Siu e Watanabe, como Keenan e Thompson, encontraram um macho com PUBS. Este homem de 48 anos apresentou uma encefalopatia isquémica após uma paragem cardíaca. Ele era diabético tipo 2 e tinha um bypass coronário prévio. Sofria de IU recorrentes após a encefalopatia que requeria cateterismo crônico, aumentando o seu risco de PUBS. Foi descoberto que tinha urina alcalina com Escherichia coli. Siu e Watanabe trataram-no trocando o cateter e administrando antibióticos incluindo trimetoprim e sulfametoxazol .

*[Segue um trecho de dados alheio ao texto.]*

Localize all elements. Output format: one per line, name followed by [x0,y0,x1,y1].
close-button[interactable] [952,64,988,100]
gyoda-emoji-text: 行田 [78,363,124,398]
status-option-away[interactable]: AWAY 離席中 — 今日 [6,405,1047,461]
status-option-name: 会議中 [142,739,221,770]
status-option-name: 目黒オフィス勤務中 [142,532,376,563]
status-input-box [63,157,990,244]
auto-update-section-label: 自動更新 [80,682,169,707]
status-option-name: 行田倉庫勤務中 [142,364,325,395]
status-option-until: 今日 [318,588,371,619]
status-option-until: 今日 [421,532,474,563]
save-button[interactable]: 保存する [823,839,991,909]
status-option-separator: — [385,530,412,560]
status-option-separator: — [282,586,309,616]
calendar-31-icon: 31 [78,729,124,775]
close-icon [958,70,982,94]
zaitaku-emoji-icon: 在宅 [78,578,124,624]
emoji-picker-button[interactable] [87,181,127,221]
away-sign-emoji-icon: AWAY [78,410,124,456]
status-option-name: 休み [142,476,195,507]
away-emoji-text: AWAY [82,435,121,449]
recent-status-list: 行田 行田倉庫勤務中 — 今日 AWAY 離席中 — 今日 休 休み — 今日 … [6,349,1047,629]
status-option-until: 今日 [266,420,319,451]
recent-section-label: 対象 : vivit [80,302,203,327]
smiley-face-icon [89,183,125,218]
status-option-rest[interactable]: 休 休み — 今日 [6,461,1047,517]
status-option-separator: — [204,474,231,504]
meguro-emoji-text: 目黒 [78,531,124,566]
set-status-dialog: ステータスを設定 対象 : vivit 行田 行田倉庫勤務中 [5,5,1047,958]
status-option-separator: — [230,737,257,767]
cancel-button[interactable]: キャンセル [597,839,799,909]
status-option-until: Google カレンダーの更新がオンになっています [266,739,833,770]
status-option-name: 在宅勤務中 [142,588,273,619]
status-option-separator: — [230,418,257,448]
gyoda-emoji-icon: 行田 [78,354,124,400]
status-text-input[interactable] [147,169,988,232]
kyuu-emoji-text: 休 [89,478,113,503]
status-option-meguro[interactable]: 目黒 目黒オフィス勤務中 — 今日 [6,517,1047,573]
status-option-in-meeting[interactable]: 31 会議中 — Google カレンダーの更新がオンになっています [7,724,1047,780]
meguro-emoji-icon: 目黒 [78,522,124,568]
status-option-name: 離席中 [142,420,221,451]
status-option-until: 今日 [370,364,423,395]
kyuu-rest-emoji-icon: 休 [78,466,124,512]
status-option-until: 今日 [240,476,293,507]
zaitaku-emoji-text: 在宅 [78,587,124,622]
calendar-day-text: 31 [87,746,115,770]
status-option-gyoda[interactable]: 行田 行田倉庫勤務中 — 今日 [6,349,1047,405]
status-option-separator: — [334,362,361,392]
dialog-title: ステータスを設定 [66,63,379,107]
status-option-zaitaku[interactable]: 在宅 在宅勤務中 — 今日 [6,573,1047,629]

Estes casos ilustram muito bem os fatores de risco para PUBS. Eles enfatizam o sexo feminino, urina alcalina, constipação e cateterismo de longo prazo como fatores chave para aumentar o risco de PUBS. Na maioria dos casos, o IU foi devido à E. coli, mas muitas outras infecções bacterianas foram encontradas para causar PUBS. Uma grande variedade de antibióticos tem sido usada para tratar PUBS nestes casos, mas estranhamente, os cateteres dos pacientes nem sempre foram trocados. Isto realça a necessidade de aumentar a consciência sobre PUBS e a causa da descoloração da urina em geral, pois isto pode ser altamente angustiante para os pacientes e suas famílias.
9. Conclusão
PUBS é preocupante para os pacientes, famílias e clínicos. É uma complicação das IU de crescimento misto em que as bactérias causais metabolizam o triptofano para produzir pigmentos que tornam os sacos de cateteres roxos. Tende a ocorrer em fêmeas idosas, imóveis, com cateteres de longa permanência que podem estar constipadas ou em insuficiência renal. Este é um diagnóstico pontual, mas pode ser confirmado pela história, exame e investigações urinárias. O manejo envolve mudanças regulares de cateteres e saneamento e possível tratamento de IU e constipação, dependendo das circunstâncias do paciente.
Conflitos de interesse
Os autores declaram que não há conflito de interesse em relação à publicação deste trabalho.